Great observations.  As I’ve commented in the past, every company needs a plan - it serves as the foundation of all actions and provides specific goals and objectives.  But the reality today is that the plan is a set of guidelines.  Increasingly, things are changing so rapidly that manufacturers need to combine demand-supply planning with monitoring and collaborative response capabilities to deal with the pace of change.

The collaborative response capabilities must embrace human judgment–using tools such as scenarios–to figure out how to deal with the realities as they unfold, since reality is increasingly not what was in the plan.

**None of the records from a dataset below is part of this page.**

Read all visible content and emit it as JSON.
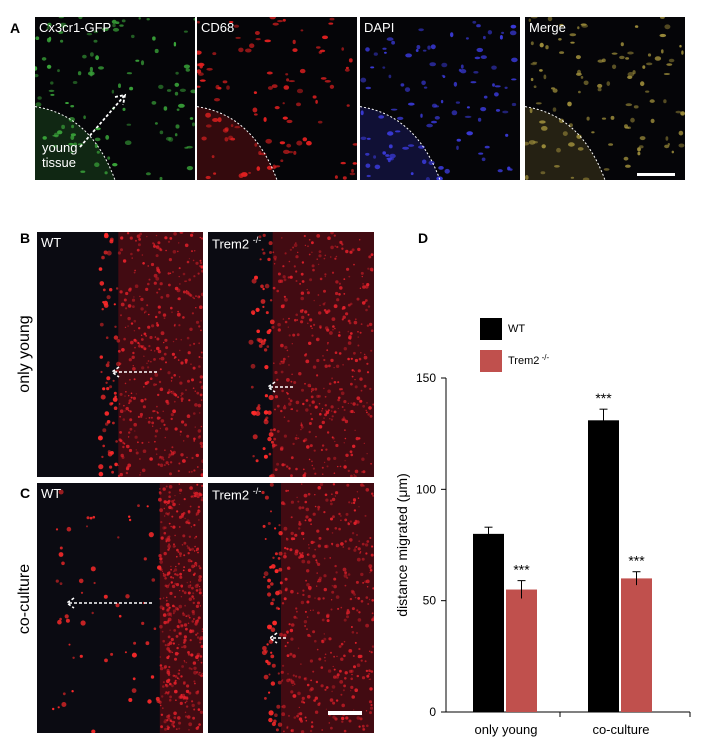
{
  "panels": {
    "A": {
      "letter": "A",
      "images": [
        {
          "label": "Cx3cr1-GFP",
          "color": "#3aa53a"
        },
        {
          "label": "CD68",
          "color": "#e02020"
        },
        {
          "label": "DAPI",
          "color": "#3a3ad8"
        },
        {
          "label": "Merge",
          "color": "#9a8a3a"
        }
      ],
      "young_tissue_label_line1": "young",
      "young_tissue_label_line2": "tissue"
    },
    "B": {
      "letter": "B",
      "row_label": "only young",
      "wt_label": "WT",
      "trem_label": "Trem2",
      "trem_sup": "-/-"
    },
    "C": {
      "letter": "C",
      "row_label": "co-culture",
      "wt_label": "WT",
      "trem_label": "Trem2",
      "trem_sup": "-/-"
    },
    "D": {
      "letter": "D"
    }
  },
  "chart_data": {
    "type": "bar",
    "categories": [
      "only young",
      "co-culture"
    ],
    "series": [
      {
        "name": "WT",
        "values": [
          80,
          131
        ],
        "errors": [
          3,
          5
        ],
        "color": "#000000",
        "sig": [
          "",
          "***"
        ]
      },
      {
        "name": "Trem2 -/-",
        "values": [
          55,
          60
        ],
        "errors": [
          4,
          3
        ],
        "color": "#c0504d",
        "sig": [
          "***",
          "***"
        ]
      }
    ],
    "ylabel": "distance migrated (μm)",
    "ylim": [
      0,
      150
    ],
    "yticks": [
      0,
      50,
      100,
      150
    ],
    "legend": [
      {
        "label": "WT",
        "sup": "",
        "color": "#000000"
      },
      {
        "label": "Trem2",
        "sup": "-/-",
        "color": "#c0504d"
      }
    ]
  }
}
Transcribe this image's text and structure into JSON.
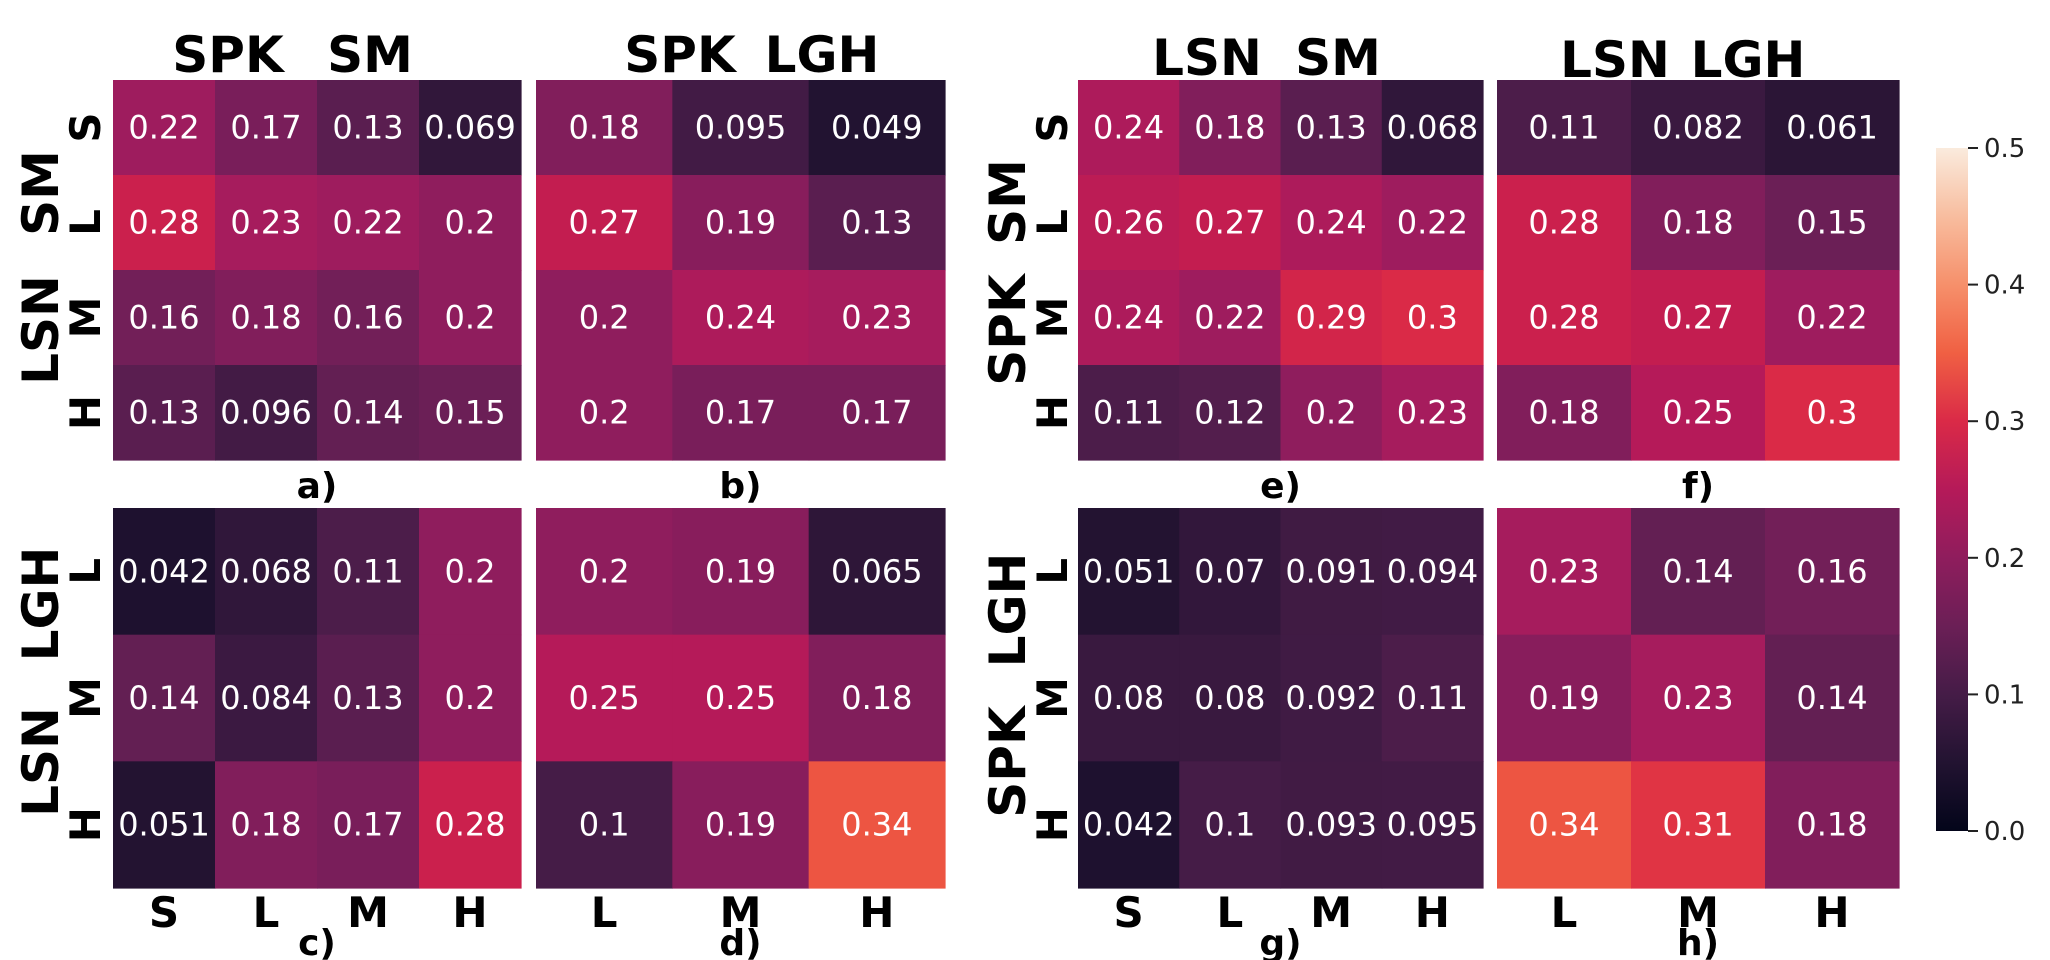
{
  "chart_data": {
    "type": "heatmap",
    "colormap": "rocket",
    "colorbar": {
      "min": 0.0,
      "max": 0.5,
      "ticks": [
        "0.0",
        "0.1",
        "0.2",
        "0.3",
        "0.4",
        "0.5"
      ]
    },
    "labels": {
      "top": [
        "SPK",
        "SM",
        "SPK",
        "LGH",
        "LSN",
        "SM",
        "LSN",
        "LGH"
      ],
      "left": [
        "LSN",
        "SM",
        "LSN",
        "LGH",
        "SPK",
        "SM",
        "SPK",
        "LGH"
      ]
    },
    "panels": [
      {
        "label": "a)",
        "rows": [
          "S",
          "L",
          "M",
          "H"
        ],
        "cols": [
          "S",
          "L",
          "M",
          "H"
        ],
        "values": [
          [
            "0.22",
            "0.17",
            "0.13",
            "0.069"
          ],
          [
            "0.28",
            "0.23",
            "0.22",
            "0.2"
          ],
          [
            "0.16",
            "0.18",
            "0.16",
            "0.2"
          ],
          [
            "0.13",
            "0.096",
            "0.14",
            "0.15"
          ]
        ]
      },
      {
        "label": "b)",
        "rows": [
          "S",
          "L",
          "M",
          "H"
        ],
        "cols": [
          "L",
          "M",
          "H"
        ],
        "values": [
          [
            "0.18",
            "0.095",
            "0.049"
          ],
          [
            "0.27",
            "0.19",
            "0.13"
          ],
          [
            "0.2",
            "0.24",
            "0.23"
          ],
          [
            "0.2",
            "0.17",
            "0.17"
          ]
        ]
      },
      {
        "label": "c)",
        "rows": [
          "L",
          "M",
          "H"
        ],
        "cols": [
          "S",
          "L",
          "M",
          "H"
        ],
        "values": [
          [
            "0.042",
            "0.068",
            "0.11",
            "0.2"
          ],
          [
            "0.14",
            "0.084",
            "0.13",
            "0.2"
          ],
          [
            "0.051",
            "0.18",
            "0.17",
            "0.28"
          ]
        ]
      },
      {
        "label": "d)",
        "rows": [
          "L",
          "M",
          "H"
        ],
        "cols": [
          "L",
          "M",
          "H"
        ],
        "values": [
          [
            "0.2",
            "0.19",
            "0.065"
          ],
          [
            "0.25",
            "0.25",
            "0.18"
          ],
          [
            "0.1",
            "0.19",
            "0.34"
          ]
        ]
      },
      {
        "label": "e)",
        "rows": [
          "S",
          "L",
          "M",
          "H"
        ],
        "cols": [
          "S",
          "L",
          "M",
          "H"
        ],
        "values": [
          [
            "0.24",
            "0.18",
            "0.13",
            "0.068"
          ],
          [
            "0.26",
            "0.27",
            "0.24",
            "0.22"
          ],
          [
            "0.24",
            "0.22",
            "0.29",
            "0.3"
          ],
          [
            "0.11",
            "0.12",
            "0.2",
            "0.23"
          ]
        ]
      },
      {
        "label": "f)",
        "rows": [
          "S",
          "L",
          "M",
          "H"
        ],
        "cols": [
          "L",
          "M",
          "H"
        ],
        "values": [
          [
            "0.11",
            "0.082",
            "0.061"
          ],
          [
            "0.28",
            "0.18",
            "0.15"
          ],
          [
            "0.28",
            "0.27",
            "0.22"
          ],
          [
            "0.18",
            "0.25",
            "0.3"
          ]
        ]
      },
      {
        "label": "g)",
        "rows": [
          "L",
          "M",
          "H"
        ],
        "cols": [
          "S",
          "L",
          "M",
          "H"
        ],
        "values": [
          [
            "0.051",
            "0.07",
            "0.091",
            "0.094"
          ],
          [
            "0.08",
            "0.08",
            "0.092",
            "0.11"
          ],
          [
            "0.042",
            "0.1",
            "0.093",
            "0.095"
          ]
        ]
      },
      {
        "label": "h)",
        "rows": [
          "L",
          "M",
          "H"
        ],
        "cols": [
          "L",
          "M",
          "H"
        ],
        "values": [
          [
            "0.23",
            "0.14",
            "0.16"
          ],
          [
            "0.19",
            "0.23",
            "0.14"
          ],
          [
            "0.34",
            "0.31",
            "0.18"
          ]
        ]
      }
    ]
  }
}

For years companies have  been conditioned to focus on supply chain planning and supply chain execution.  If you could do this better than anyone else, you won the supply chain management game.  But that’s no longer sufficient.  We’ve entered a new era of surprise and compromise that needs to be supported by a new set of tools designed specifically for this new reality.  Traditional demand planning and supply chain planning systems have failed us in this new reality.

The appropriate scenario management capabilities into the hands of the key people within the supply chain management function can provide breakthroughs in dealing with today’s new era of uncertainty.

The traditional view on supply chain management is changing

Monday, July 7th, 2008

I’ve suggested several times (see here as one example) that there’s a change underway in how supply chain management is viewed.  The traditional view is that supply chain management is all about cost reductions - impacting the bottom line.  I’ve suggested in the past that I’m seeing a shift, where more and more companies are seeing the strategic impact that supply chain management excellence can have on the top line.

IndustryWeek just published an article citing new research from Archstone Consulting that states the following: “Over 80% of manufacturers have responded to the current economic climate by devising aggressive agendas to boost sales and cut costs.”  They went on to say “An interesting pattern emerged, in that manufacturers across the board have high expectations for their supply chains to both boost revenues and reduce costs.”

It took some pretty intense market pressures, but this is a positive shift for the long-term.

Is your inventory an asset or liability?

Tuesday, July 1st, 2008

Charlie Barnhart has written a very thought provoking post here stating that inventory is not an asset.  This is a great topic given today’s market forces and something I’ve written about several times (see here, here and here).  Charlie has actually written a paper on this topic that you can access here.

While accounting is unlikely to change their categorization of inventory as an asset, supply chain management professionals increasingly realize that inventory is more a liability than asset.  The pace of change today is making that a reality for everyone involved in supply chain management.  Charlie has some great insights on the topic based on his years of experience in the contract manufacturing market, where inventory plays a central role.